Just 3 years later, in 1649, the vault was opened and the body of the executed Charles I was placed next to Henry’s coffin. In the same century, the body of a stillborn child of the future Queen Anne was also interred in the vault. The coffins remained undisturbed until the tomb was rediscovered in 1813 during excavations for a passageway to a new royal vault. At this time, A.Y. Nutt, Surveyor to the Dean and Canons, made a watercolour drawing of the vault.
The Wolsey Angels
Until recently, only the black stone chest, later used for Admiral Lord Nelson’s monument in the crypt of St Paul’s Cathedral, and four bronze candlesticks, now at St Bavo Cathedral in Ghent, were thought to have survived from the Wolsey / Henry tomb.

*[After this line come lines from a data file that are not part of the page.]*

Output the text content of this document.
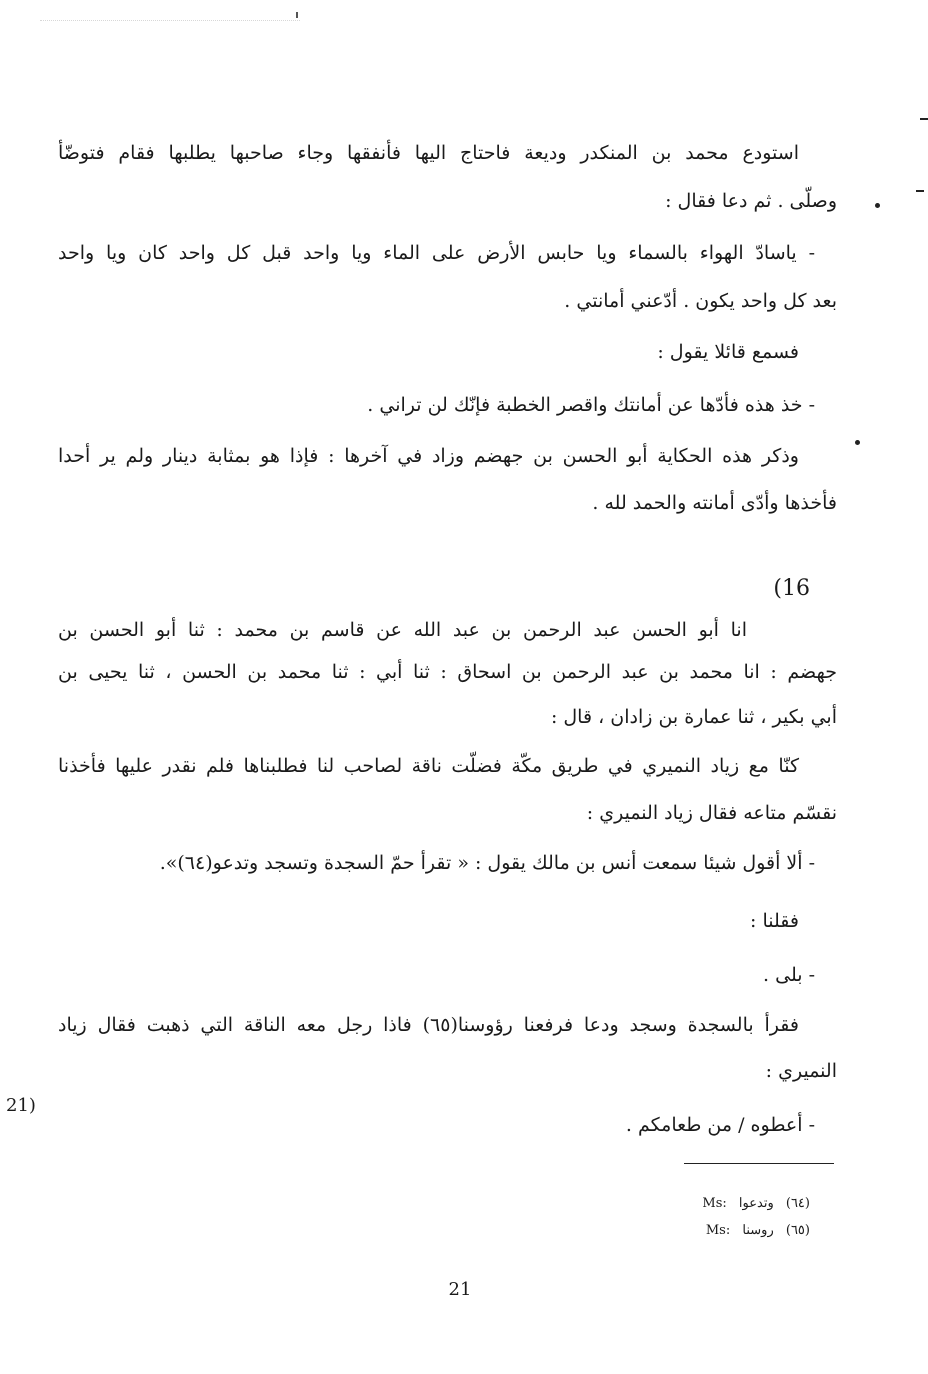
استودع محمد بن المنكدر وديعة فاحتاج اليها فأنفقها وجاء صاحبها يطلبها فقام فتوضّأ
وصلّى . ثم دعا فقال :
- ياسادّ الهواء بالسماء ويا حابس الأرض على الماء ويا واحد قبل كل واحد كان ويا واحد
بعد كل واحد يكون . أدّعني أمانتي .
فسمع قائلا يقول :
- خذ هذه فأدّها عن أمانتك واقصر الخطبة فإنّك لن تراني .
وذكر هذه الحكاية أبو الحسن بن جهضم وزاد في آخرها : فإذا هو بمثابة دينار ولم ير أحدا
فأخذها وأدّى أمانته والحمد لله .
(16
انا أبو الحسن عبد الرحمن بن عبد الله عن قاسم بن محمد : ثنا أبو الحسن بن
جهضم : انا محمد بن عبد الرحمن بن اسحاق : ثنا أبي : ثنا محمد بن الحسن ، ثنا يحيى بن
أبي بكير ، ثنا عمارة بن زادان ، قال :
كنّا مع زياد النميري في طريق مكّة فضلّت ناقة لصاحب لنا فطلبناها فلم نقدر عليها فأخذنا
نقسّم متاعه فقال زياد النميري :
- ألا أقول شيئا سمعت أنس بن مالك يقول : « تقرأ حمّ السجدة وتسجد وتدعو(٦٤)».
فقلنا :
- بلى .
فقرأ بالسجدة وسجد ودعا فرفعنا رؤوسنا(٦٥) فاذا رجل معه الناقة التي ذهبت فقال زياد
النميري :
- أعطوه / من طعامكم .
21)
Ms: وتدعوا (٦٤)
Ms: روسنا (٦٥)
21
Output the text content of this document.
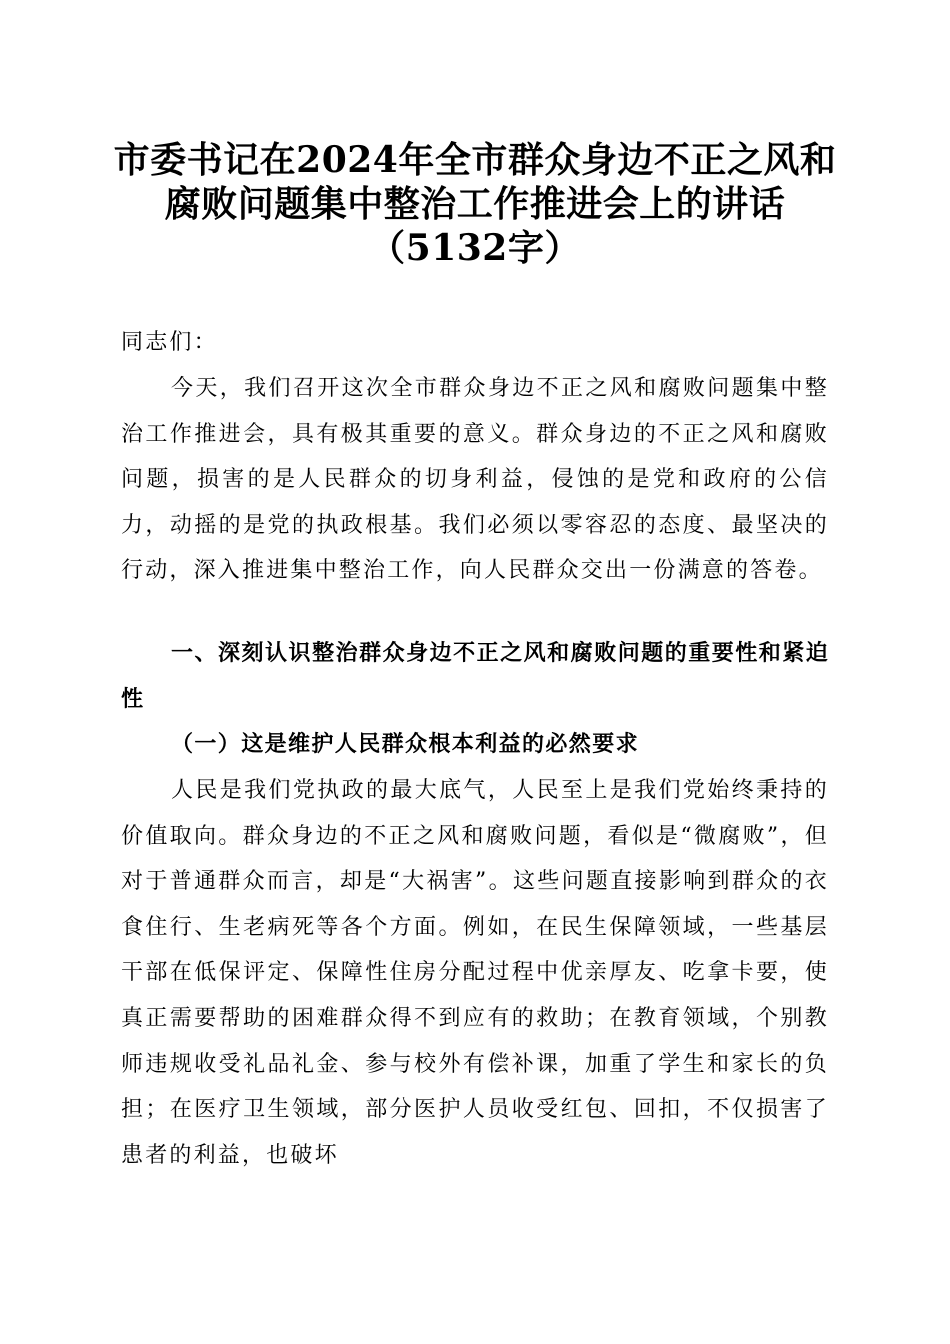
市委书记在2024年全市群众身边不正之风和腐败问题集中整治工作推进会上的讲话（5132字）

同志们：

今天，我们召开这次全市群众身边不正之风和腐败问题集中整治工作推进会，具有极其重要的意义。群众身边的不正之风和腐败问题，损害的是人民群众的切身利益，侵蚀的是党和政府的公信力，动摇的是党的执政根基。我们必须以零容忍的态度、最坚决的行动，深入推进集中整治工作，向人民群众交出一份满意的答卷。

一、深刻认识整治群众身边不正之风和腐败问题的重要性和紧迫性

（一）这是维护人民群众根本利益的必然要求

人民是我们党执政的最大底气，人民至上是我们党始终秉持的价值取向。群众身边的不正之风和腐败问题，看似是“微腐败”，但对于普通群众而言，却是“大祸害”。这些问题直接影响到群众的衣食住行、生老病死等各个方面。例如，在民生保障领域，一些基层干部在低保评定、保障性住房分配过程中优亲厚友、吃拿卡要，使真正需要帮助的困难群众得不到应有的救助；在教育领域，个别教师违规收受礼品礼金、参与校外有偿补课，加重了学生和家长的负担；在医疗卫生领域，部分医护人员收受红包、回扣，不仅损害了患者的利益，也破坏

However, in 1994, two angels appeared in auction, unillustrated and catalogued simply as being ‘in Italian Renaissance style’. They were acquired by a Parisian art dealer and later the Italian scholar Francesco Caglioti convincingly attributed them to Benedetto. In 2008 the remaining pair of angels was discovered at Harrowden Hall, a country house in Northamptonshire, now owned by the Wellingborough Golf Club, where all four angels once stood on top of the gateposts.
In 2015, these angels were acquired by the Victoria and Albert Museum at a cost of £5 million, thus saving an incredibly important piece of Tudor history (read more here).
When all is Said and Done
Some years ago, when I was writing Le Temps Viendra; a Novel of Anne Boleyn, I went to St George’s Chapel. Having walked in Anne’s footsteps all the way to the scaffold, I felt I had some unfinished business with Henry. As I stood in front of the marble slab, looking down upon it and with tourists milling all around me, I quietly had my say. So, if you want to get an audience with His Majesty, there’s no place to get more up close and personal…and when Harry and Meghan walk down the aisle and over that black slab, I’ll be remembering…will you?

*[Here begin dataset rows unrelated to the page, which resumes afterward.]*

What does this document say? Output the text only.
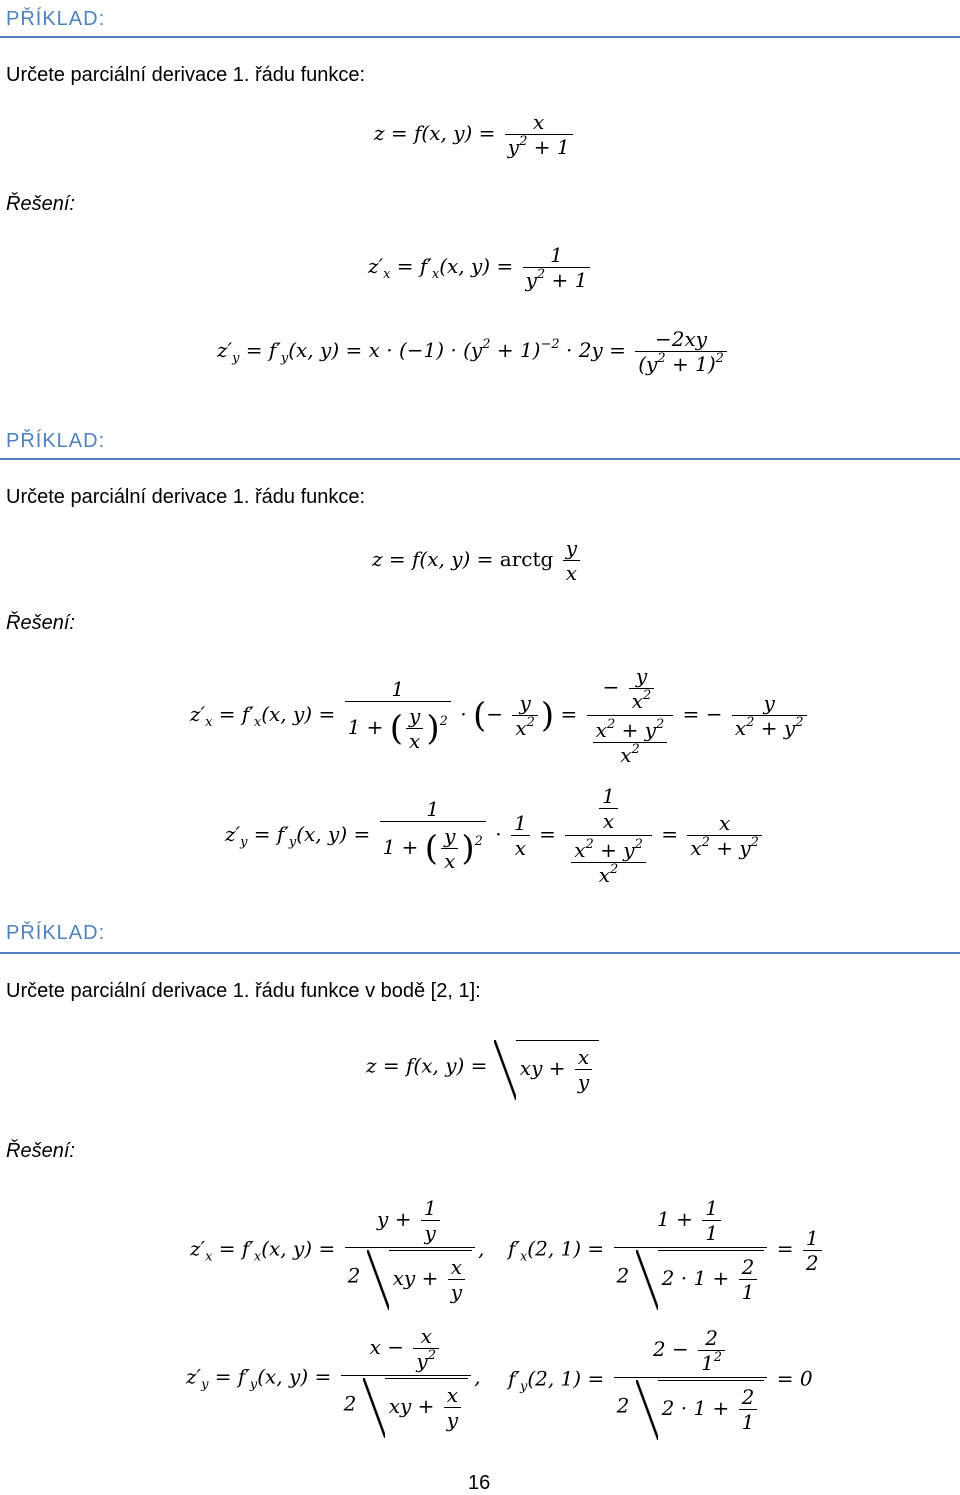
PŘÍKLAD:
Určete parciální derivace 1. řádu funkce:
z = f(x, $y) = \frac{x}{y^2 + 1}$
Řešení:
$z'_x = f'_x(x$, $y) = \frac{1}{y^2 + 1}$
$z'_y = f'_y(x$, $y) = x \cdot (-1) \cdot (y^2 + 1)^{-2} \cdot 2y = \frac{-2xy}{(y^2 + 1)^2}$
PŘÍKLAD:
Určete parciální derivace 1. řádu funkce:
z = f(x, y) = arctg $\frac{y}{x}$
Řešení:
$z'_x = f'_x(x$, $y) = \frac{1}{1 + ( \frac{y}{x} )^2}$ · (− $\frac{y}{x^2}$ ) = $\frac{- \frac{y}{x^2}}{\frac{x^2 + y^2}{x^2}}$ = − $\frac{y}{x^2 + y^2}$
$z'_y = f'_y(x$, $y) = \frac{1}{1 + ( \frac{y}{x} )^2} \cdot \frac{1}{x} = \frac{\frac{1}{x}}{\frac{x^2 + y^2}{x^2}} = \frac{x}{x^2 + y^2}$
PŘÍKLAD:
Určete parciální derivace 1. řádu funkce v bodě [2, 1]:
z = f(x, y) = xy + $\frac{x}{y}$
Řešení:
$z'_x = f'_x(x$, $y) = \frac{y + \frac{1}{y}}{2 xy + \frac{x}{y}}$ , $f'_x(2$, $1) = \frac{1 + \frac{1}{1}}{2 2 \cdot 1 + \frac{2}{1}} = \frac{1}{2}$
$z'_y = f'_y(x$, $y) = \frac{x - \frac{x}{y^2}}{2 xy + \frac{x}{y}}$ , $f'_y(2$, $1) = \frac{2 - \frac{2}{1^2}}{2 2 \cdot 1 + \frac{2}{1}} = 0$
16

If you are visiting Windsor Castle, particularly in the height of the tourist season, I highly recommend that you book tickets online in advance. You can buy them here. My other top tip for visiting the castle is to get there at the opening time. If you want a bit of peace and space to allow your imagination to work its wonders, I highly recommend you get ahead of the crowds.
The other thing to note about Windsor Castle is that whilst the exterior of Windsor Castle has remained largely unaltered since the sixteenth century, unless you know what you are looking for, it is difficult to pick up any Tudor vibe inside; sadly, the interiors have been greatly altered over time. If you want to time travel and see the Windsor that Henry knew, you will find all you need to know in In the Footsteps of the Six Wives of Henry VIII. This covers the Tudor appearance and layout of the royal apartments in the castle, plus some of the key events which occurred there.
Benedetto da Rovezzano (1474-1554) was a contemporary of Michelangelo and was described by Giorgio Vasari as ‘…among our most excellent craftsmen.’ One of his early commissions, in 1508, was to finish Michelangelo’s bronze sculpture of David (now lost), indicating his metalworking skills were much in demand. He worked in England between 1519 and 1543 where his pre-eminent patron became Cardinal Wolsey.